To ask the Chancellor of the Exchequer if he will made a statement about the impact of the decline in the bond market and third-world stock markets on prospects for the United Kingdom economy. [15283]

Mr. Nelson

The United Kingdom economy remains fundamentally healthy, with sound prospects. The decline in world bond markets last year and recent falls in some third-world countries' stock markets are unlikely to have a material effect on the United Kingdom economy.

Mr. Livingstone

Have the Government considered the fact that one of the reasons preventing the decline in third world stock markets from feeding through into the British economy, and ours from following them down, is that it is still easy to borrow cheaply in Japan to invest in the stock market here, which is sustaining stock market levels? As the money supply in Japan increases, inflation takes off and interest rates rise, that restraint will be cut out and our stock market will decline and precipitate another recession.

Mr.
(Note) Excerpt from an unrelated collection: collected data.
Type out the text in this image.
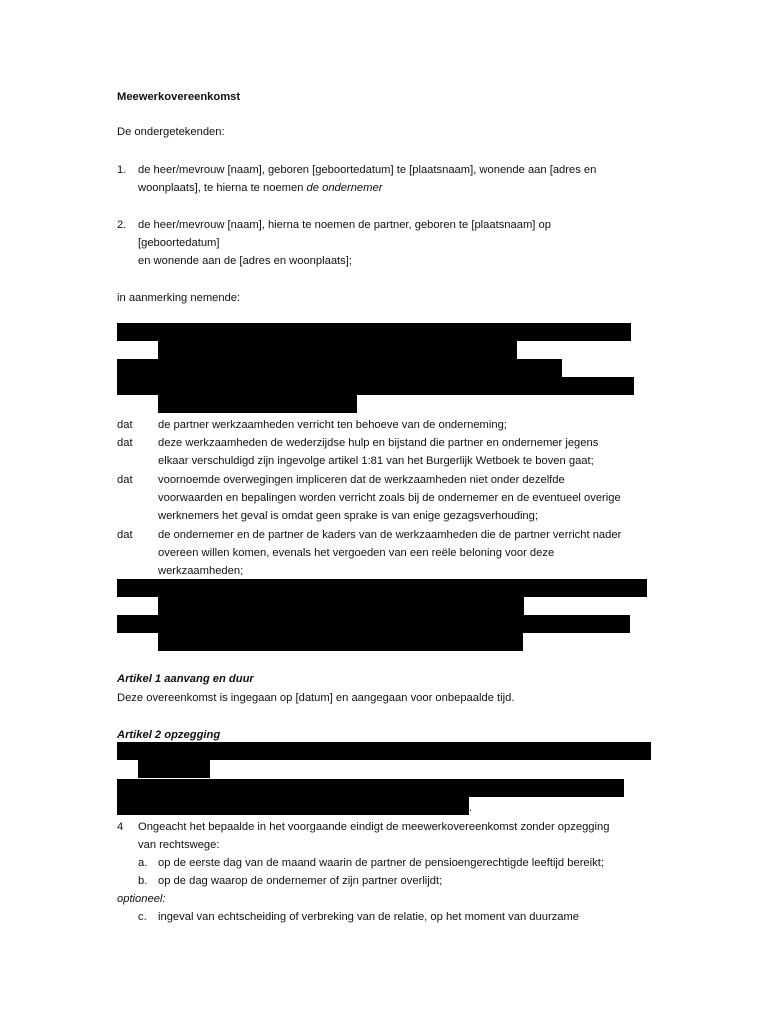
Meewerkovereenkomst
De ondergetekenden:
1. de heer/mevrouw [naam], geboren [geboortedatum] te [plaatsnaam], wonende aan [adres en
woonplaats], te hierna te noemen de ondernemer
2. de heer/mevrouw [naam], hierna te noemen de partner, geboren te [plaatsnaam] op
[geboortedatum]
en wonende aan de [adres en woonplaats];
in aanmerking nemende:
dat de partner werkzaamheden verricht ten behoeve van de onderneming;
dat deze werkzaamheden de wederzijdse hulp en bijstand die partner en ondernemer jegens
elkaar verschuldigd zijn ingevolge artikel 1:81 van het Burgerlijk Wetboek te boven gaat;
dat voornoemde overwegingen impliceren dat de werkzaamheden niet onder dezelfde
voorwaarden en bepalingen worden verricht zoals bij de ondernemer en de eventueel overige
werknemers het geval is omdat geen sprake is van enige gezagsverhouding;
dat de ondernemer en de partner de kaders van de werkzaamheden die de partner verricht nader
overeen willen komen, evenals het vergoeden van een reële beloning voor deze
werkzaamheden;
Artikel 1 aanvang en duur
Deze overeenkomst is ingegaan op [datum] en aangegaan voor onbepaalde tijd.
Artikel 2 opzegging
.
4 Ongeacht het bepaalde in het voorgaande eindigt de meewerkovereenkomst zonder opzegging
van rechtswege:
a. op de eerste dag van de maand waarin de partner de pensioengerechtigde leeftijd bereikt;
b. op de dag waarop de ondernemer of zijn partner overlijdt;
optioneel:
c. ingeval van echtscheiding of verbreking van de relatie, op het moment van duurzame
Nelson

The hon. Gentleman seems to have omitted the subject of exchange rates, which certainly have some bearing on borrowing in one country and investing in another. I dare say that the proposal that he has just made would not have been profitable for anyone who had taken his advice. There is plenty of investment in this country from abroad. We take the lion's share of investment in Europe, and that is regenerating growth in our manufacturing industry and capability. Our prospects are sound. In decrying the prospects for this country, the hon. Gentleman fails to mention that in the last quarter of last year we had a current account surplus, for the first time in eight years, of £800 million. Surely he would do better to welcome statistics of that sort.

Mr. John Greenway

Following what my hon. Friend has said, does he agree that deregulation and the ability to invest internationally across the world has enabled this country's economy to grow significantly over the past 15 or 16 years? Are not the excellent trade figures published last Friday, which my hon. Friend has just mentioned, the result of much of the international overseas investment by British institutions and companies? Will he ensure that Government policy is to permit that to continue, and to have no truck with the Labour party, which would favour more regulation that would close down those investment opportunities?

Mr. Nelson

My hon. Friend is spot on. Our healthy current account figures derive in large part from the investment return on substantial foreign investments made. One reason for that is the fact that the Government got rid of exchange controls early on. The consequences of what is proposed by the hon. Member for Brent, East (Mr. Livingstone), who speaks for old Labour, would be the reimposition of exchange controls, capital controls and, presumably, penal rates of taxation on investment income.